I don’t like the MERGE statement. The syntax is weird, it’s tricky in terms of locks, and it has a history of weird errors. The other day a developer wanted my help in troubleshooting a MERGE that caused an ACCESS VIOLATION error and a stack dump generation. That led me to tweet this:

It seems the MERGE statement will eventually destroy the universe — Matan Yungman (@MatanYungman) February 11, 2014

I may have exaggerated a bit. It might be limited just to our galaxy (thanks Doc Brown). Anyways, we started troubleshooting and eventually figured out the above error happens because of a specific code section (the whole scenario is dependent on other factors and is very hard to reproduce. We opened a bug and I’ll update when I have more details).

The problematic code block looked like this:

Transact-SQL

DECLARE @Var int = 0; MERGE TargetTable AS target USING (Column_A, Column_B, Column_C FROM SourceTable) AS source (Column_A, Column_B, Column_C) ON (target.Column_A = source.Column_A) WHEN MATCHED THEN UPDATE SET @Var = 1 WHEN NOT MATCHED THEN INSERT (Column_A, Column_B, Column_C) VALUES (Column_A, Column_B, Column_C);

DECLARE @Var int = 0;

MERGE TargetTable AS target

USING (Column_A, Column_B, Column_C FROM SourceTable)

AS source (Column_A, Column_B, Column_C)

ON (target.Column_A = source.Column_A)

WHEN MATCHED THEN

UPDATE SET @Var = 1

WHEN NOT MATCHED THEN

INSERT (Column_A, Column_B, Column_C)

VALUES (Column_A, Column_B, Column_C);

Unlike me, the developer likes MERGE, and what he accomplished here is “Insert where not exists”. But for some reason, updating the variable was problematic.

Meanwhile:

We started getting alerts about an Availability Group that kept failing. I went to Failover Cluster Manager and saw the Availability Group was offline. I brought it back online, but it failed again almost immediately. I did it a few more times, but the Availability Group refused to stay online.

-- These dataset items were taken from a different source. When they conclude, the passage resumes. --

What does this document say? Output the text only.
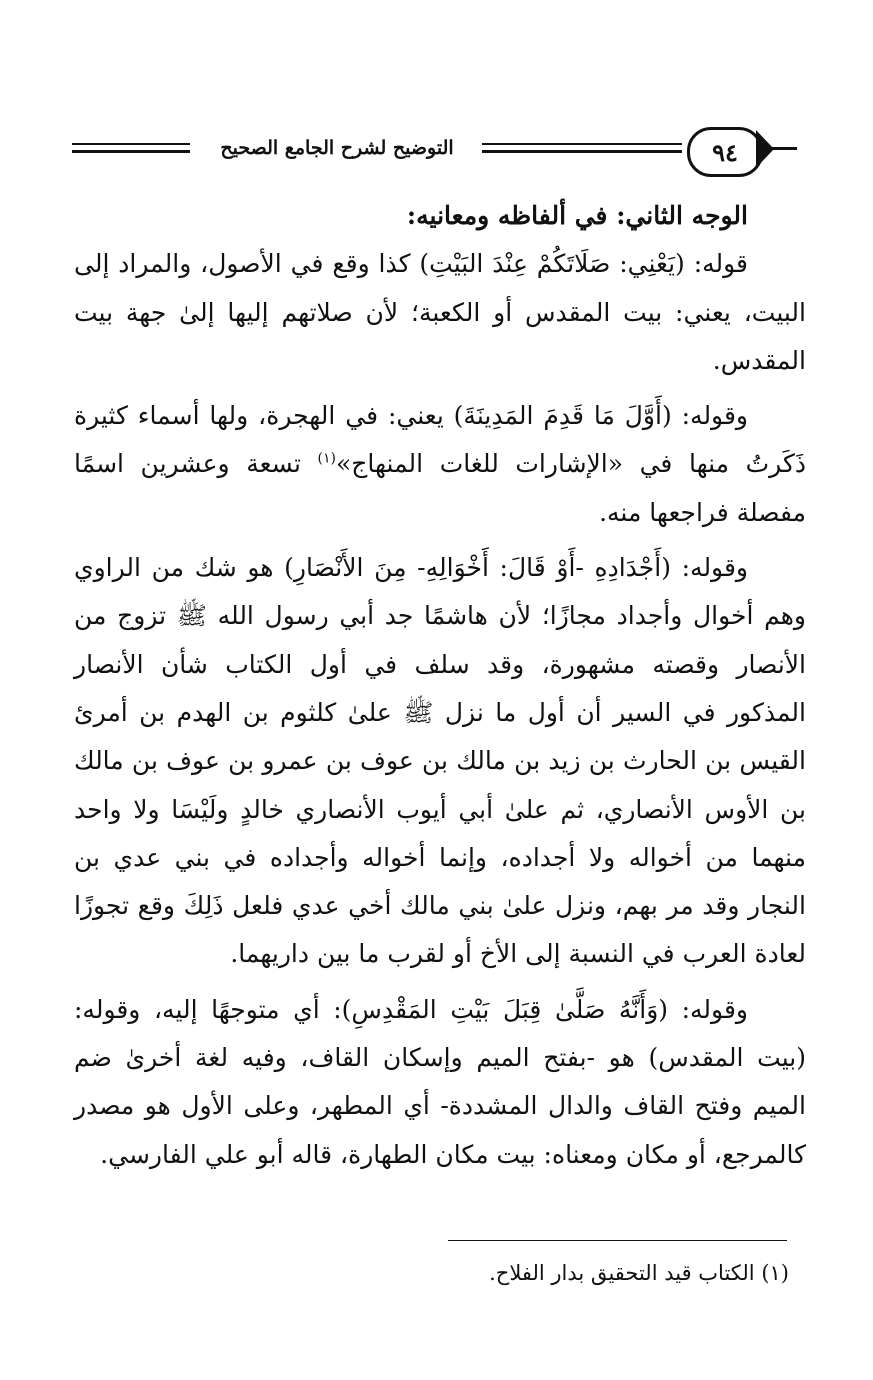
التوضيح لشرح الجامع الصحيح	٩٤
الوجه الثاني: في ألفاظه ومعانيه:

قوله: (يَعْنِي: صَلَاتَكُمْ عِنْدَ البَيْتِ) كذا وقع في الأصول، والمراد إلى البيت، يعني: بيت المقدس أو الكعبة؛ لأن صلاتهم إليها إلىٰ جهة بيت المقدس.

وقوله: (أَوَّلَ مَا قَدِمَ المَدِينَةَ) يعني: في الهجرة، ولها أسماء كثيرة ذَكَرتُ منها في «الإشارات للغات المنهاج»$^{(١)}$ تسعة وعشرين اسمًا مفصلة فراجعها منه.

وقوله: (أَجْدَادِهِ -أَوْ قَالَ: أَخْوَالِهِ- مِنَ الأَنْصَارِ) هو شك من الراوي وهم أخوال وأجداد مجازًا؛ لأن هاشمًا جد أبي رسول الله ﷺ تزوج من الأنصار وقصته مشهورة، وقد سلف في أول الكتاب شأن الأنصار المذكور في السير أن أول ما نزل ﷺ علىٰ كلثوم بن الهدم بن أمرئ القيس بن الحارث بن زيد بن مالك بن عوف بن عمرو بن عوف بن مالك بن الأوس الأنصاري، ثم علىٰ أبي أيوب الأنصاري خالدٍ ولَيْسَا ولا واحد منهما من أخواله ولا أجداده، وإنما أخواله وأجداده في بني عدي بن النجار وقد مر بهم، ونزل علىٰ بني مالك أخي عدي فلعل ذَلِكَ وقع تجوزًا لعادة العرب في النسبة إلى الأخ أو لقرب ما بين داريهما.

وقوله: (وَأَنَّهُ صَلَّىٰ قِبَلَ بَيْتِ المَقْدِسِ): أي متوجهًا إليه، وقوله: (بيت المقدس) هو -بفتح الميم وإسكان القاف، وفيه لغة أخرىٰ ضم الميم وفتح القاف والدال المشددة- أي المطهر، وعلى الأول هو مصدر كالمرجع، أو مكان ومعناه: بيت مكان الطهارة، قاله أبو علي الفارسي.

(١) الكتاب قيد التحقيق بدار الفلاح.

And then I recalled I once saw a video by Jonathan Kehayias, where he talked about “FailureConditionLevel”, a Windows Cluster configuration option that determines the severity at which there will be a cluster Failover:

0 – No automatic failover
1 – Failover/Restart when the primary node is down
2 – Failover/Restart when the SQL Server service is up but not responding
3 – Failover/Restart on critical errors like a stack dump
4 – Failover/Restart when a resource is unhealthy, for example, memory
5 – Failover/Restart on any qualifying condition and when there’s a query processing error

* Based on the output of sp_server_diagnostics. Click here for a more detailed exaplanation

The value in our cluster was the default – 3. Obviously the cluster kept failing and stayed offline because of the stack dumps generated by the MERGE statement. I changed the value to 1, and the cluster resource stopped failing.

We then moved on to fixing the MERGE code, which was very simple: Omitting the WHEN MATCHED part.